Portrait d’une organisation d’extrême droite turque

Lorsqu’on parle de l’extrême droite turque, un nom revient souvent : Loups gris.

Ce groupe d’extrême droite est une véritable milice privée agissant de concert avec le Milliyetçi hareket partisi (MHP, en français : Parti d’action nationaliste). Depuis sa création en 1969, le MHP incarne l’extrême droite de Turquie. Il était menée par feu le colonel Alparslan Türkes. Présent à de maintes reprises au parlement national d’Ankara, le MHP été membre du dernier gouvernement conduit par le « social-démocrate » Ecevit.

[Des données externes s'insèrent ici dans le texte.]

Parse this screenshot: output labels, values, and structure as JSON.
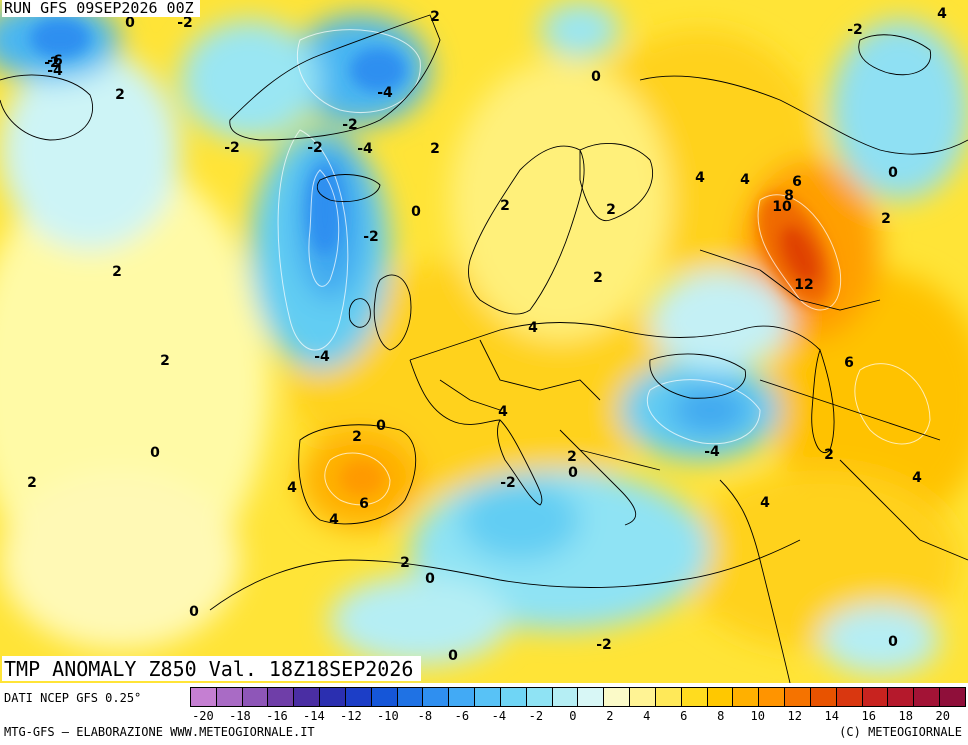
{
  "header": {
    "run_label": "RUN GFS 09SEP2026 00Z"
  },
  "title": {
    "label": "TMP ANOMALY Z850 Val. 18Z18SEP2026"
  },
  "footer": {
    "source": "DATI NCEP GFS 0.25°",
    "credits_left": "MTG-GFS — ELABORAZIONE WWW.METEOGIORNALE.IT",
    "credits_right": "(C) METEOGIORNALE"
  },
  "scale": {
    "colors": [
      "#c57fd2",
      "#a96bc5",
      "#8e56b8",
      "#6f3ea8",
      "#4a2ea3",
      "#2b2fb0",
      "#1c3ec7",
      "#1556d8",
      "#1f72e4",
      "#2f8ff0",
      "#42aaf5",
      "#58c2f6",
      "#6fd5f5",
      "#8fe3f4",
      "#b5eef4",
      "#d8f7f6",
      "#fbfac8",
      "#fff394",
      "#ffe959",
      "#ffdc1f",
      "#ffc800",
      "#ffb000",
      "#ff9400",
      "#f57300",
      "#e85300",
      "#d93710",
      "#c8231f",
      "#b5192c",
      "#a31336",
      "#8f0f3a"
    ],
    "tick_labels": [
      "-20",
      "-18",
      "-16",
      "-14",
      "-12",
      "-10",
      "-8",
      "-6",
      "-4",
      "-2",
      "0",
      "2",
      "4",
      "6",
      "8",
      "10",
      "12",
      "14",
      "16",
      "18",
      "20"
    ]
  },
  "contour_labels": [
    "-2",
    "-6",
    "-4",
    "0",
    "-2",
    "2",
    "-4",
    "2",
    "-2",
    "-2",
    "-4",
    "-2",
    "2",
    "0",
    "-2",
    "0",
    "2",
    "2",
    "2",
    "4",
    "4",
    "6",
    "8",
    "10",
    "0",
    "12",
    "2",
    "2",
    "4",
    "-2",
    "-4",
    "6",
    "0",
    "2",
    "4",
    "2",
    "0",
    "4",
    "-4",
    "2",
    "-2",
    "2",
    "0",
    "6",
    "4",
    "4",
    "4",
    "2",
    "0",
    "2",
    "0",
    "0",
    "-2",
    "0",
    "4"
  ]
}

Pour en revenir aux hommes de main du MHP, les Loups gris, ceux-ci ont été reconnus par des sources autorisées comme responsables de l’assassinat de quelque sept cents personnes, durant les « années de plomb » turques (1974-1980). Principales cibles des tueurs néofascistes : des enseignants, des universitaires et des hommes politiques de gauche. En pleine poussée de fièvre traditionaliste et islamiste (les Islamistes sont au pouvoir), aujourd’hui, le MHP comme les Loups gris adoptent un profil nationaliste-religieux. Les nervis de l'extrême droite sont encore rassemblés sous l’égide de « Foyers des idéalistes ». Ces derniers se sont structurés sur un modèle militariste.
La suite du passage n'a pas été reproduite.